今回は、農薬の選び方・使い方について、げんき農場での一例を紹介します。
■使用履歴
げんき農場では、農薬の使用履歴を随時記録しています。
目的としては、使用回数を遵守するためと、連続使用を避けるためです。
農薬は、その含有する有効成分ごとに使用できる総使用回数が定められています。
使用記録簿には有効成分ごとの使用回数を記載するようにし、また必ず使用記録簿と農薬に付属するラベルにより、
総使用回数を確認します。イチゴの場合、親株から苗を切り離してから収穫終了までの期間は、総使用回数を超えてはいけません。

また、同じ農薬を連続使用すると、薬剤抵抗性をもつ病害虫が出現する可能性が高くなります。
特にハダニは世代交代が早く、薬剤抵抗性のつきやすい害虫と言われています。
できるだけ、同じRACコードのダニ剤は連続使用しないようにします。
RACコード・・・農薬の作用機構を分類したコードで、病害虫の薬剤抵抗性獲得を防止する目的で使用されます。
農薬名や有効成分が異なっていても、RACコードが同一の場合は連続での使用を避けましょう。
■環境や混用の影響
農薬によっては混用の組み合わせや気温などの影響で、効果が出にくくなったり、
薬害が出やすくなったりする、といった性質があります。
例えば、ハウス気温30℃超えの高温環境で散布すると、農薬によっては薬害が出やすくなるため注意が必要です。
また雨天時は、植物にかかった薬液が乾きにくいため基本的に農薬散布しません。
湿度が低く、夕方までに散布液が乾く条件が散布に適しています。
また、今まで撒いてない組み合わせで農薬を混ぜて散布する際は、混用事例をインターネットやアプリなどから確認します。
■展着剤を活用
イチゴの葉の表面は、ワックスや毛状の組織で覆われており水を弾きやすいため、
水で希釈しただけの農薬は簡単には付着しません。そのためげんき農場では、基本的に展着剤を混ぜて農薬散布します。
展着剤は主成分の界面活性剤により、薬液の付着性や浸達性を高め、農薬の効果を一層安定させる働きがあります。

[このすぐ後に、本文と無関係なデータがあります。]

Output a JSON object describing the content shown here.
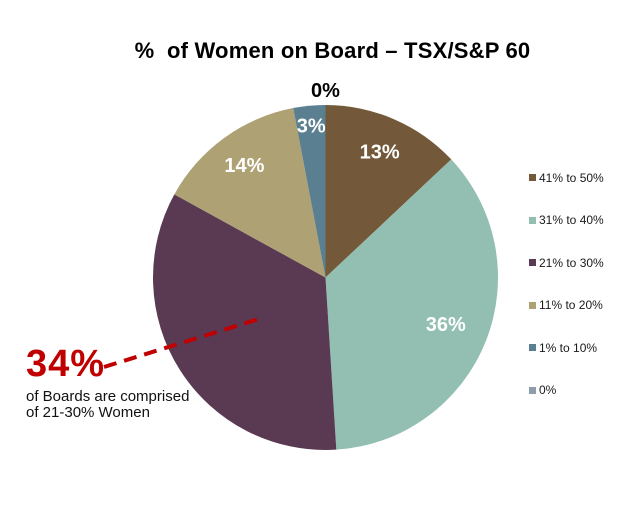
{
  "chart_data": {
    "type": "pie",
    "title": "%  of Women on Board – TSX/S&P 60",
    "legend_position": "right",
    "start_angle_deg": 0,
    "direction": "clockwise",
    "slices": [
      {
        "range": "41% to 50%",
        "value": 13,
        "label": "13%",
        "color": "#73593a",
        "label_color": "#ffffff",
        "label_r": 0.79
      },
      {
        "range": "31% to 40%",
        "value": 36,
        "label": "36%",
        "color": "#92bfb1",
        "label_color": "#ffffff",
        "label_r": 0.75
      },
      {
        "range": "21% to 30%",
        "value": 34,
        "label": "",
        "color": "#593a52",
        "label_color": "#ffffff",
        "label_r": 0.7
      },
      {
        "range": "11% to 20%",
        "value": 14,
        "label": "14%",
        "color": "#aea173",
        "label_color": "#ffffff",
        "label_r": 0.8
      },
      {
        "range": "1% to 10%",
        "value": 3,
        "label": "3%",
        "color": "#5a7f91",
        "label_color": "#ffffff",
        "label_r": 0.88
      },
      {
        "range": "0%",
        "value": 0,
        "label": "0%",
        "color": "#8e9dab",
        "label_color": "#000000",
        "label_r": 1.08
      }
    ]
  },
  "annotation": {
    "value": "34%",
    "line1": "of Boards are comprised",
    "line2": "of 21-30% Women",
    "color": "#c00000"
  }
}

また商品によって特性が異なるため、場面によって使い分けます。
例)
・殺菌剤を植物体内に浸透させたいとき → 浸透性の高い展着剤
・気門封鎖剤を均一に付着させたいとき → 濡れ性の高い展着剤
■病害中の発生履歴と散布計画
病害虫が発生した日や天候を記録しておくと、来シーズンの栽培に役立ちます。
記録を参照しながら散布計画を立てることで、病害に予防効果のある農薬(予防薬)で先手を打つことができ、
また農薬を準備しやすくなるので、早急に病害虫への対処ができます。
強力な農薬は使用回数制限が1回や2回など少ないこともあるので、
ここぞというときの切り札として使用したいところです。各農薬の残効期間を逆算し、
うまく組み合わせて散布計画を立てることで、農薬の効果が大きく期待できます。
例えば、定植直前に強い農薬を散布することで、本圃にダニを持ち込まないといった工夫ができます。
なお、受粉にハチを利用する場合は、ハチへの影響日数を考慮して散布計画を立てます。
農薬によっては30日以上の影響日数があるため、定植後に使用する農薬は慎重に選択しましょう。
~さいごに~
今回は農薬に関する内容でしたが、農薬だけに頼らない総合防除(IPM)という取り組みで
減農薬を目指すことができます。げんき農場でも、防虫ネット、静電ノズル、UV-B、天敵利用、害虫用粘着板などといった
農薬以外での防除に取り組んできました。適切な農薬散布で、病害虫や薬害でのロスを減らして収量増加に繋げましょう!